2. This trend accelerated during the years of the Greek crisis and Greece is now catching up to it. Services constitute a good 75-80% of the GDP of Greece. Greece is hence much more likely to be competitive in its areas of comparative advantage (tourism, real estate, transportation, IT, clean energy, healthcare) than to build a new auto manufacturing industry.

3. The issues facing Europe as a whole (energy security, energy transition, protectionism from China and the US) are reducing the focus on intra-European budget frictions and introducing a new focus on cross-EU policies set to address the challenges ahead.

4. Greece is starting from a low level of activity (a large output gap), with many fewer imbalances than in the past, benefiting from structural reforms and infrastructure investment and in receipt of NGEU funds, which in their current form will be levered to reach up to €60bn — which is extremely large in the context of the size of the Greek economy (c.€200bn).

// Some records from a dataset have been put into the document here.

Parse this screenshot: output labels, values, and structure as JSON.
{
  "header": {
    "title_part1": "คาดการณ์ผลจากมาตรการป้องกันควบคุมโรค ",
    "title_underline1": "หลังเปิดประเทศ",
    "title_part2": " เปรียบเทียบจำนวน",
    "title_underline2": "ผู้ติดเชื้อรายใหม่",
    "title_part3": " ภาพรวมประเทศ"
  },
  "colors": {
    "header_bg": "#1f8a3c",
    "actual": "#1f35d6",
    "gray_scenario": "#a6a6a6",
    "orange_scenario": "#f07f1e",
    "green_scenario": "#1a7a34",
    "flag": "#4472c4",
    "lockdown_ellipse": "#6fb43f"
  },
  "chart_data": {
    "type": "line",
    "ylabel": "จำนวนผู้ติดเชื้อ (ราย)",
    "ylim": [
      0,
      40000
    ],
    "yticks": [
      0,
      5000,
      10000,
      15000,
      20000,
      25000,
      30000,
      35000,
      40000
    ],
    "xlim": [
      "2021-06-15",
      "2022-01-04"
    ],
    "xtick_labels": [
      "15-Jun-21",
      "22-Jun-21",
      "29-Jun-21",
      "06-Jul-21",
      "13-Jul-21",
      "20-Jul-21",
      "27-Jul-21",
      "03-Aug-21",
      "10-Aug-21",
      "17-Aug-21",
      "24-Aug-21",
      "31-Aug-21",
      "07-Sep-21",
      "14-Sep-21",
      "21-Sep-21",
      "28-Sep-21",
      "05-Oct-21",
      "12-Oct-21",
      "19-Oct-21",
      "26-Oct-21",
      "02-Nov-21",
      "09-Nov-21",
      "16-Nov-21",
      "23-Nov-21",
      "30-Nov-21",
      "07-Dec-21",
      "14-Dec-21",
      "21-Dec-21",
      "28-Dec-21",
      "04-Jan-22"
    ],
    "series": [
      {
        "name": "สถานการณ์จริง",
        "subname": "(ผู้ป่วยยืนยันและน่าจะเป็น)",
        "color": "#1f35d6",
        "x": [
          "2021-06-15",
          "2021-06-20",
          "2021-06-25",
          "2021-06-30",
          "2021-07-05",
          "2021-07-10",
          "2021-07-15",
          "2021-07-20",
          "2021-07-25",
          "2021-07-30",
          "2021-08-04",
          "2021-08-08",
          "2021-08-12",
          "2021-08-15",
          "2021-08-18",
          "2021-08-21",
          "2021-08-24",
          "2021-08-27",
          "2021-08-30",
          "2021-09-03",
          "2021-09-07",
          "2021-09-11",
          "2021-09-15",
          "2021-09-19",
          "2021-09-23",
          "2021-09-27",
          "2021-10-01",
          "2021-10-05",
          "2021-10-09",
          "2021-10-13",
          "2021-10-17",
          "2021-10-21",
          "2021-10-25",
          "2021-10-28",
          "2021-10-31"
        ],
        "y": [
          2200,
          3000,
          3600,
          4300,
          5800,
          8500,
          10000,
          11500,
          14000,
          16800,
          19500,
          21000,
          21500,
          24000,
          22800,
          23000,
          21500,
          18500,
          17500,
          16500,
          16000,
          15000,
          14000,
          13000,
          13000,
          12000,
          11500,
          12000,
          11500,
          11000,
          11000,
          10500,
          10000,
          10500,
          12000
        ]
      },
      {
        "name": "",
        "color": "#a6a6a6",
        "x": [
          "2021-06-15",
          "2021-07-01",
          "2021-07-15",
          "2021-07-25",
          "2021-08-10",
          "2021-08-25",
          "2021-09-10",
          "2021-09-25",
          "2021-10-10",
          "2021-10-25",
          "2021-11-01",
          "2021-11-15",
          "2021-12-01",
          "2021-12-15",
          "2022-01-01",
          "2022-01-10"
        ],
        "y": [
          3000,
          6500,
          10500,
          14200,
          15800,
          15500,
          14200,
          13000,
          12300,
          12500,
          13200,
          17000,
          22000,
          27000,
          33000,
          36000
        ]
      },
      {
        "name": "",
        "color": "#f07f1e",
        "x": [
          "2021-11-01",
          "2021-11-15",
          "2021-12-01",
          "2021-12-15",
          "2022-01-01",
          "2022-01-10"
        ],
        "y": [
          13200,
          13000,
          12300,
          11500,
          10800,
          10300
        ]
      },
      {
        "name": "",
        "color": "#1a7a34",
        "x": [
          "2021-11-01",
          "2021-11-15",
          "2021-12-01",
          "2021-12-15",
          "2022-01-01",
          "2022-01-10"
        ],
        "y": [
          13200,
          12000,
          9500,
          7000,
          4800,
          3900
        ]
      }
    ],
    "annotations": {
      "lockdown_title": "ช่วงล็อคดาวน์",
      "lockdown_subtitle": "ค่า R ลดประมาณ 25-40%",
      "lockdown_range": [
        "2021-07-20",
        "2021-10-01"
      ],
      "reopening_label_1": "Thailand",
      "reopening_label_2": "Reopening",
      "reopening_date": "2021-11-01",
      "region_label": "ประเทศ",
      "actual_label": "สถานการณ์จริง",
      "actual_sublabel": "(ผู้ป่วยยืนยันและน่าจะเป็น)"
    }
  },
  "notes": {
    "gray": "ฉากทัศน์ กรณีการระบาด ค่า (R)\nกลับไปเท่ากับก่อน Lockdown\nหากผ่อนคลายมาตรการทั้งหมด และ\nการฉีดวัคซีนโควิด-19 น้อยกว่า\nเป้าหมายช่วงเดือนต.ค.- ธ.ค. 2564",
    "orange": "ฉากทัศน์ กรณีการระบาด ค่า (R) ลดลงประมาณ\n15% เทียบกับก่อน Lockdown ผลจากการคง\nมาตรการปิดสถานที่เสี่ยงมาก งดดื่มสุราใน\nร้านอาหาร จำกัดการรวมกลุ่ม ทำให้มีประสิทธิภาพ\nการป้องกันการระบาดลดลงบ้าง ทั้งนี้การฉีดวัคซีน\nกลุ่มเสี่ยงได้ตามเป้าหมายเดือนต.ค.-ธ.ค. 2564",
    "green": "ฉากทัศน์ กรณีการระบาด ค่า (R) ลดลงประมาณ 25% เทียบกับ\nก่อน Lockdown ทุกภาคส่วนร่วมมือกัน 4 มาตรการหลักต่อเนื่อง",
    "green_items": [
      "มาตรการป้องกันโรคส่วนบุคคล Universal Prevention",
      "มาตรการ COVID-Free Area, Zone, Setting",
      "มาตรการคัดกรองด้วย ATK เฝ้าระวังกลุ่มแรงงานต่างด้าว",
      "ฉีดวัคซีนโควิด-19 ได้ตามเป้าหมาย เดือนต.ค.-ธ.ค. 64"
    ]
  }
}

Can Greece capitalize on these dynamics?

Can Greece capitalize on these dynamics, given its many institutional and cost disadvantages, Barclays ponders?

Foreign Direct Investment in both manufacturing and services has spiked in the last two years. There is clearly a sense that Greece is directly investable to a greater extent than in the recent past, and certain big deals in the technology and payments sector are pointing that way, the report says.

In consequence, there seems to be more than just COVID-related growth base effects in Greece’s rapid post-pandemic recovery. Sustaining this momentum will be key to entering yet another multi-year high-growth megacycle.

“The incumbent government should also be credited for this surge in investment — market confidence is a sign of investor-friendly policies.

“It is thus no accident that many rating agencies are waiting for the election result and its implications for political stability and reform momentum before a critical potential upgrade to investment grade,” the Barclays report says.